Diana gripped her arms tightly. ‘This solves nothing, don’t you see?

You cannot simply . . . give up, and take to your bed when things are difficult.

You’re far too much like your father – you always have been.

You may think yourself apart from this world, but you aren’t.

You’re here, Theodora, and you have a role to fulfil.

You’re not a child any more; you can’t just stamp your foot and say you don’t want to play. ’

Theo said nothing, so Diana got up and went back to the window.

‘I need you to rally, and be well,’ she said quietly, almost to herself. ‘I need you to forget about what happened, and about Missy and that boy. Both of those boys.’

‘I can’t,’ Theo said.

‘You must. Or at least pretend to.’

Diana fetched an envelope from her pocket.

‘This arrived for you. Once you’ve read it, have a bath and get dressed. We will see you on the terrace for afternoon tea.’

Theo studied the writing eagerly, but it wasn’t from Toby, nor Crudge.

When she opened it, a small velvet bag dropped on to the bedspread.

It contained a gold pendant in the shape of a butterfly, the veins of its wings and the buds on its antennae picked out in perfect detail.

She knew at once where she’d seen it before, and what it must mean.

3, Springfield Villas,

Church Lane,

Chobham,

Surrey

Wednesday, 18th September, 1889

Dear Miss Hallewell,

I trust this finds you well.
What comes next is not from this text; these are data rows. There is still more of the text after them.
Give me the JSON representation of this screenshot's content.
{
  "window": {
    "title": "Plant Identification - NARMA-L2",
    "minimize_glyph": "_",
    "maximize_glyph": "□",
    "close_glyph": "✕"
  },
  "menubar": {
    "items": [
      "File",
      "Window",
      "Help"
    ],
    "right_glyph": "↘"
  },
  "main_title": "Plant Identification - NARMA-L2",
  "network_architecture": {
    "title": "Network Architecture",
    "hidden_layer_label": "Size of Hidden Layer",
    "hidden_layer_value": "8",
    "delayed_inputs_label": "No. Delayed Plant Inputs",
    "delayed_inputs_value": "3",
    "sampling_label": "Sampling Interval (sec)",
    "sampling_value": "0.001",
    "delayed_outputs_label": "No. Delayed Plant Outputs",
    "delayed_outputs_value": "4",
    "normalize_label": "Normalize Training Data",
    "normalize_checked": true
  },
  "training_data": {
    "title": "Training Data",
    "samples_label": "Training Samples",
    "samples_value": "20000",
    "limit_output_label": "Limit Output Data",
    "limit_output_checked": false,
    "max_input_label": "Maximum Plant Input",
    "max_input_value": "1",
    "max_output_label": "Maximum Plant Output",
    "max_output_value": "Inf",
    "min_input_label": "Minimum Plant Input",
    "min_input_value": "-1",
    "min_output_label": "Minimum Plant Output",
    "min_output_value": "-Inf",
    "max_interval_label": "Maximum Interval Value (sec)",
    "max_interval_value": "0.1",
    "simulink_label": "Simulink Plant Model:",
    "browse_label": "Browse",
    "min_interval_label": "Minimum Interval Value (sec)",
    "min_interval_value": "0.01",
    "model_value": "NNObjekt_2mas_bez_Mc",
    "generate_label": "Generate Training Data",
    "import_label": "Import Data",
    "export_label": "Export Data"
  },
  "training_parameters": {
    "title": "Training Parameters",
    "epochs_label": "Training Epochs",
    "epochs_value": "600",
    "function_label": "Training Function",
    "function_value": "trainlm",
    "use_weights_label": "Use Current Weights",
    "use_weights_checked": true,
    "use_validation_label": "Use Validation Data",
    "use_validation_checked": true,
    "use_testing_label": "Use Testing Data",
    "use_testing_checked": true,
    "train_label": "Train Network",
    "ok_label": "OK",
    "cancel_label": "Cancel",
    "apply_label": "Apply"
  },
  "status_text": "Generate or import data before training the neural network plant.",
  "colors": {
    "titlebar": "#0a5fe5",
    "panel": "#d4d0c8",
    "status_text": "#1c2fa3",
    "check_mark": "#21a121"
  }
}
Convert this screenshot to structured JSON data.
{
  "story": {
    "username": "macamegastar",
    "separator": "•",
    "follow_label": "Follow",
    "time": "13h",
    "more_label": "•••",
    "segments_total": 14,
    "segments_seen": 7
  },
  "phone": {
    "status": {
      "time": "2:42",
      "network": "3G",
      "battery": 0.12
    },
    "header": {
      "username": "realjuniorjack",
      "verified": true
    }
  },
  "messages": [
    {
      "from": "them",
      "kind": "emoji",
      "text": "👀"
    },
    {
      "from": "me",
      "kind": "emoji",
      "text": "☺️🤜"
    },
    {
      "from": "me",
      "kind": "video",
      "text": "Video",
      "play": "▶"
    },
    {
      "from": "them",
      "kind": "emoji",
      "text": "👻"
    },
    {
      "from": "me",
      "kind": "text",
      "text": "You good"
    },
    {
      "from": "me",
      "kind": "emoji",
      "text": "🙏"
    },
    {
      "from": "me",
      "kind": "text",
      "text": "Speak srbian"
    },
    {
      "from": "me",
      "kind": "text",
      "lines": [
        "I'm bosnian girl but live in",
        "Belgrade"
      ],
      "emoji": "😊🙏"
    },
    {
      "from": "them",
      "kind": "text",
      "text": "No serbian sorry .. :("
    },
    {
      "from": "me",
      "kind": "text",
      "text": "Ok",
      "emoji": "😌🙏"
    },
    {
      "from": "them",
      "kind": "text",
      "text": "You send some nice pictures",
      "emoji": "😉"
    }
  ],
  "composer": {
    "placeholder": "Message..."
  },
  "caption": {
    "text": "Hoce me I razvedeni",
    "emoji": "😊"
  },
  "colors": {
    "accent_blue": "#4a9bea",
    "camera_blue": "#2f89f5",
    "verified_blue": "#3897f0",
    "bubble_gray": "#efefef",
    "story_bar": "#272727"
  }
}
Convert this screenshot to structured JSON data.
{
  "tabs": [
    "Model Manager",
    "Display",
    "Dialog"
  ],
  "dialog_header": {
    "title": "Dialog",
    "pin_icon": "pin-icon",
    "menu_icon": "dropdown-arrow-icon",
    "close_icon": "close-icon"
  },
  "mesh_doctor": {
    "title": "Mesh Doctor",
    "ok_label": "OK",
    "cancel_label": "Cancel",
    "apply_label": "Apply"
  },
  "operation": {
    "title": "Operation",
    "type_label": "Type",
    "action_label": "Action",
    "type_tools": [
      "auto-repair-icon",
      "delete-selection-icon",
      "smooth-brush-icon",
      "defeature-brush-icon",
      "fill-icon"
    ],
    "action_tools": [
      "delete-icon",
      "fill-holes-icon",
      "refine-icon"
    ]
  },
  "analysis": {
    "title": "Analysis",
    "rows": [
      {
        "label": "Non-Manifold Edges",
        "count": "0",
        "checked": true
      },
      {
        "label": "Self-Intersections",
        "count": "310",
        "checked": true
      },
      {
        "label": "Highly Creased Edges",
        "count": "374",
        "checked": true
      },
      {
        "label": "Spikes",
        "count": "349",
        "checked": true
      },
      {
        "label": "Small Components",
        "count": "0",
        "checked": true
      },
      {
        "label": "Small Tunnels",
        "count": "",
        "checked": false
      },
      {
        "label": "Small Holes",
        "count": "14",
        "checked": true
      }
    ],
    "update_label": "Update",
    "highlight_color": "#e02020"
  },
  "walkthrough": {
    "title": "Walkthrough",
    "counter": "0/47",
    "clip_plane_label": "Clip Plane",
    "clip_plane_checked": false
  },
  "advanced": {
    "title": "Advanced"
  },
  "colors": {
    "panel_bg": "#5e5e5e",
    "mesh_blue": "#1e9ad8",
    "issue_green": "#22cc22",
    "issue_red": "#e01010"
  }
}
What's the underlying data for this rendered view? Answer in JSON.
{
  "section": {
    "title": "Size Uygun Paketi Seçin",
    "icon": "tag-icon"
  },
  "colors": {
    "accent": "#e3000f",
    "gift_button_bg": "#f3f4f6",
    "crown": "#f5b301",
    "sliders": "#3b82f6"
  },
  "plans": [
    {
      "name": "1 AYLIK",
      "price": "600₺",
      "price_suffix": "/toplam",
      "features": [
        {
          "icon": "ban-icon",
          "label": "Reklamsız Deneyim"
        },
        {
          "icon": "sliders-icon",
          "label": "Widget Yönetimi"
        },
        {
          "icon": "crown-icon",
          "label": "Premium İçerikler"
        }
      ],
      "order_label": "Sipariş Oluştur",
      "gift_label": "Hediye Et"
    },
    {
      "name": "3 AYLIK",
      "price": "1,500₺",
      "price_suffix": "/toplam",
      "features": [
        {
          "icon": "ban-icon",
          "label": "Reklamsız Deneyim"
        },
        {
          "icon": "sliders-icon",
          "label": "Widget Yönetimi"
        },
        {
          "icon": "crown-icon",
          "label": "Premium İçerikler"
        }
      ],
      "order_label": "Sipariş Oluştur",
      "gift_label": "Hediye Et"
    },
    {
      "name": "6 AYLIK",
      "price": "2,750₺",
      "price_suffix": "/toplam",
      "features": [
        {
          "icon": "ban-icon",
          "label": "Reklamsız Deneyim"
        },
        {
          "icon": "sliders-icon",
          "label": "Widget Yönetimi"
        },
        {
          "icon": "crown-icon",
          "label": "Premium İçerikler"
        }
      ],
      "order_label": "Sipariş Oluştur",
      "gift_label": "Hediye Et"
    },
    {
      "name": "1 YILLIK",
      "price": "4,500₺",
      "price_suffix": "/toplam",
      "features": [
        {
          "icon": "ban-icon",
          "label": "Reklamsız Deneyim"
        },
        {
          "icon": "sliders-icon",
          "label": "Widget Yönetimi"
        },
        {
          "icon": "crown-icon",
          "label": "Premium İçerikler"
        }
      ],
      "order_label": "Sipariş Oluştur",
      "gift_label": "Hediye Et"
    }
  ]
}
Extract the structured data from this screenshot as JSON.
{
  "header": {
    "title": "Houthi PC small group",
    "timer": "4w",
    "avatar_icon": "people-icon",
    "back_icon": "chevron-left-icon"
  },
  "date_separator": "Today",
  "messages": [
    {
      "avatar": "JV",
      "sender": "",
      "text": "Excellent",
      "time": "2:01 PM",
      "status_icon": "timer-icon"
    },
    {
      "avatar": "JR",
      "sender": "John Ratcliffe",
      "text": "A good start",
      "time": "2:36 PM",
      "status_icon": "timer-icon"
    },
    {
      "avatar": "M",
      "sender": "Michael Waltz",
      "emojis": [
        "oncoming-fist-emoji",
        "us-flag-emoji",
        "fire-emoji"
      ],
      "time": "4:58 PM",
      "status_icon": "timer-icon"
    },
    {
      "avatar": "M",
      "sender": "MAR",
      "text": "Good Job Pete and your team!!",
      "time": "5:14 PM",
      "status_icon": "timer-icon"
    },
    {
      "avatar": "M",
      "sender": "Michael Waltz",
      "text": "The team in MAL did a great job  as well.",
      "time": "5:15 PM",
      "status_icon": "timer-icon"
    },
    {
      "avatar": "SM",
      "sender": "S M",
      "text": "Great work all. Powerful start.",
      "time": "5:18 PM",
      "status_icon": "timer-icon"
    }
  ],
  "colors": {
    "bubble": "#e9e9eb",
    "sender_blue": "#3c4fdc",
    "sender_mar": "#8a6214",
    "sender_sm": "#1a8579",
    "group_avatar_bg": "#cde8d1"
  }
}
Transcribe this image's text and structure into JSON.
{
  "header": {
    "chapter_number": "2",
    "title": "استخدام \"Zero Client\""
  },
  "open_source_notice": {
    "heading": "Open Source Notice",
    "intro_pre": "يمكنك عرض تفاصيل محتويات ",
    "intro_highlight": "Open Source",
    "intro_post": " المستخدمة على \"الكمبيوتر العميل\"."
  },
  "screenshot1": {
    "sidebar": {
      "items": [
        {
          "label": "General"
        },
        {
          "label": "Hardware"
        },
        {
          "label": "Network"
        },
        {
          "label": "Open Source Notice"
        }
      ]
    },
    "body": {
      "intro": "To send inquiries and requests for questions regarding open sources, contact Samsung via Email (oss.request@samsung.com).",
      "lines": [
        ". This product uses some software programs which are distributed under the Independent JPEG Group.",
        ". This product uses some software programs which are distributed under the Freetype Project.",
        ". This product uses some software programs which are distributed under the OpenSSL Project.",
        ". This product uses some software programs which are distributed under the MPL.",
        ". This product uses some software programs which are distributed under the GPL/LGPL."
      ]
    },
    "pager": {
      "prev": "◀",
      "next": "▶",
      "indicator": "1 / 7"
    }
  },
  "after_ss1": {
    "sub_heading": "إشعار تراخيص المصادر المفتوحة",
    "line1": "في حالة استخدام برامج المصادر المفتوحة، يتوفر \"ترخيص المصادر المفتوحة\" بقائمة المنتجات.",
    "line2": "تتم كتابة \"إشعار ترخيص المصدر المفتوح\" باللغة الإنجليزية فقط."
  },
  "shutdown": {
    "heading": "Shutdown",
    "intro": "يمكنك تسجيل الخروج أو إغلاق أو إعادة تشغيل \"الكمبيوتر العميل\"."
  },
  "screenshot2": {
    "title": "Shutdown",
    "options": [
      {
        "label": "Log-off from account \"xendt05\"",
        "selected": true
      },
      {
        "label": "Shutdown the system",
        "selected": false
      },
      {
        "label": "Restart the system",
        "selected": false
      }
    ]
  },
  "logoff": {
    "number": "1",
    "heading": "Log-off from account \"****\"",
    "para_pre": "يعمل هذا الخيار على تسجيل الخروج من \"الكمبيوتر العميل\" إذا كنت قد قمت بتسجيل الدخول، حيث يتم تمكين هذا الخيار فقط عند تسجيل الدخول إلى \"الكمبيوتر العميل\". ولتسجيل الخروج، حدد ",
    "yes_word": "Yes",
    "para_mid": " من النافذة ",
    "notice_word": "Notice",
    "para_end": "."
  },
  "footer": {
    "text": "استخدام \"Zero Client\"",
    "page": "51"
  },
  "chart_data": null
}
I am sorry to be the bearer of sad news, but must inform you that my beloved wife, Rosalind, succumbed to her illness and passed from this world some weeks ago, on the twenty-fourth of August. Two months to the day since we met you, and visited the spring together.

I apologise for not writing sooner but I have been indisposed.

A death long foreseen is nevertheless a shock, when it comes to it.